Shlomo-Neshama

A primeira vez que escutei falar de Reb Shlomo foi na CIP, há muitos anos. Eu o desconhecia e seu nome me parecia ser de alguém da Alemanha dos tempos do Rabino Fritz Pinkuss (bom, não errei muito). Com o tempo fui conhecendo a figura, suas canções e contos, as sinagogas que adotaram o nussach (rito) Carlebach em Israel, maravilhoso. Por algum motivo, o querido Zhuvi Zytman, de abençoada memória, que trabalhou na CIP por alguns anos, me lembrava Carlebach, talvez no tipo físico e no que eu imaginava ser o seu jeito bonachão.

Mais adiante, quando descobri a existência de seu colega, Reb Zalman Schachter-Shalomi, que foram dois dos primeiros enviados do Rebe de Lubavitch, ainda nos Anos 50, fiquei imaginando como deve ter sido bom ter estado na presença deles. Estas duas grandes figuras, cada um à sua maneira, unem hassidismo, espiritualidade e yidishkeit a um judaísmo vibrante, em que homens e mulheres têm acesso aos mesmos portais espirituais. Shlomo Carlebach nasceu em Berlim, na Alemanha, em 14 de janeiro de 1925 e faleceu no dia 21 de outubro de 1994, há quase 23 anos. Teve duas filhas: Nedara e Neshama, de quem falarei um pouco mais adiante. Reb Shlomo me inspira quando é tido como o “rabino cantor”.

Ao longo de 40 anos, compôs centenas, talvez milhares de melodias e gravou 25 álbuns.

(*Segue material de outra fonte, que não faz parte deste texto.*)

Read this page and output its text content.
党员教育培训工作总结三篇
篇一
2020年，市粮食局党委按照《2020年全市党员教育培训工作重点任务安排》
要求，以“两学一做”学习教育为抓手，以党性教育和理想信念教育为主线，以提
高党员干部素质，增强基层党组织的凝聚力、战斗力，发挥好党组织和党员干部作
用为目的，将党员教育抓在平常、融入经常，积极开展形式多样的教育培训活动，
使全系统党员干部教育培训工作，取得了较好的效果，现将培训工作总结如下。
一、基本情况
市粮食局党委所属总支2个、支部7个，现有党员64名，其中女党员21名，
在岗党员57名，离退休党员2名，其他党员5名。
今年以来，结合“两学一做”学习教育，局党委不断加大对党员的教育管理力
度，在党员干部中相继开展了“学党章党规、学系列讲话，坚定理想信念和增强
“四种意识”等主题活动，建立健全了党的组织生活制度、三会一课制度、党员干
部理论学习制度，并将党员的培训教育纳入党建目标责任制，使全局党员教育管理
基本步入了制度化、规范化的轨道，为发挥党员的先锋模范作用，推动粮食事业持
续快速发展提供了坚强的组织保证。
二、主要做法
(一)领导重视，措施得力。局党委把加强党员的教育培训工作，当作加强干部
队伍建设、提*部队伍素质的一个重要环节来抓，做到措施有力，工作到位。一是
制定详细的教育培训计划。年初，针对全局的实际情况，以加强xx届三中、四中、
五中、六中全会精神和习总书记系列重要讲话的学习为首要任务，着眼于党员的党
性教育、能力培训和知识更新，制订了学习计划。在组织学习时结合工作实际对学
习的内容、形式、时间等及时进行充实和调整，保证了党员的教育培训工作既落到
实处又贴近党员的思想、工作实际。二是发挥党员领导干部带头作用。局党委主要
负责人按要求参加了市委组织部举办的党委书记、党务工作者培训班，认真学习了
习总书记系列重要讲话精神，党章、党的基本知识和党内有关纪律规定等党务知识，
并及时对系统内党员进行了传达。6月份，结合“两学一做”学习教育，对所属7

Sob sua influência, muitos judeus encontraram o caminho de volta para o judaísmo, de modo saudável, vivo. O judaísmo entrava na alma por meio das histórias, das canções, da dança, dos ensinamentos. Filho de um rabino ortodoxo, sua família deixou a Alemanha em 1931, passando pela Áustria, Suíça e Lituânia, passando pela Grã-Bretanha até chegar a Nova York, nos EUA, em 1939. Como bom cantor, durante os estudos na yeshivá sempre era chamado para atuar também como hazán. Seu jeito próprio de falar, misturando inglês (que só foi dominar já adulto) com Yiddish, influenciou muita gente, inclusive do que hoje se conhece como os movimentos neo-hassídicos (que adotam muito do hassidismo, ao mesmo tempo em que mantêm minianim igualitários, com homens e mulheres juntos). Nos Anos 50, Reb Shlomo foi um dos primeiros shluchim (enviados) do Rebe de Lubavitch – sabem quem foi outro? Sim, Reb Zalman. Carlebach aproveitaria seu talento musical para alcançar jovens judeus nas universidades e reconectá-los ao judaísmo.

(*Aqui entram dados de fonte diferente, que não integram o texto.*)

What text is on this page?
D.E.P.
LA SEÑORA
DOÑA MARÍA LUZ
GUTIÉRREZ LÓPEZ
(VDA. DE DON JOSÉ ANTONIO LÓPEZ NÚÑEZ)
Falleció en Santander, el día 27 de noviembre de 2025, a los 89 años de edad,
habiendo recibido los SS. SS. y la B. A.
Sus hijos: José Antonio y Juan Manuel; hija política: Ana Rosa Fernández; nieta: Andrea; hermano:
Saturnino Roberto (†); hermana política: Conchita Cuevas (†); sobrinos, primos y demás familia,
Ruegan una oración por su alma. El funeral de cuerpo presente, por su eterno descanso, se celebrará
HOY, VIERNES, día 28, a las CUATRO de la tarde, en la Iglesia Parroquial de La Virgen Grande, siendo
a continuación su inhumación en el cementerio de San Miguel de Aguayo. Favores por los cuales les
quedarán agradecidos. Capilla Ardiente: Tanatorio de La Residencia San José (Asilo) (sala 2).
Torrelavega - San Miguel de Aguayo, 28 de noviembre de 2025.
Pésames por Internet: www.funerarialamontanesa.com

Mais adiante, ele mesmo contaria, se afastaria do Chabad não por vontade própria, mas sim pelo fato de tocar para jovens judeus e judias juntos. Neshama Carlebach Aos 42 anos, a filha de Reb Shlomo, Neshama Carlebach, segue carreira como cantora, muito focada na obra do pai. Quando mais jovem, juntou-se a ele para cantar. Após a morte de Shlomo Carlebach em 1994, Neshama seguiu em frente e ampliou muito o público alcançado. Influenciada pelo pai e pela música judaica, Neshama participou de diversos festivais internacionais e levou sua música para além da comunidade judaica. Nos últimos anos, ao lado do músico Josh Nelson, Neshama, que cresceu em um lar ortodoxo, decidiu filiar-se formalmente ao Movimento Judaico Reformista – tido por ela como uma importante voz de mudança. Isso foi logo após a Convenção Bienal da URJ (União pelo Judaísmo Reformista) em 2013.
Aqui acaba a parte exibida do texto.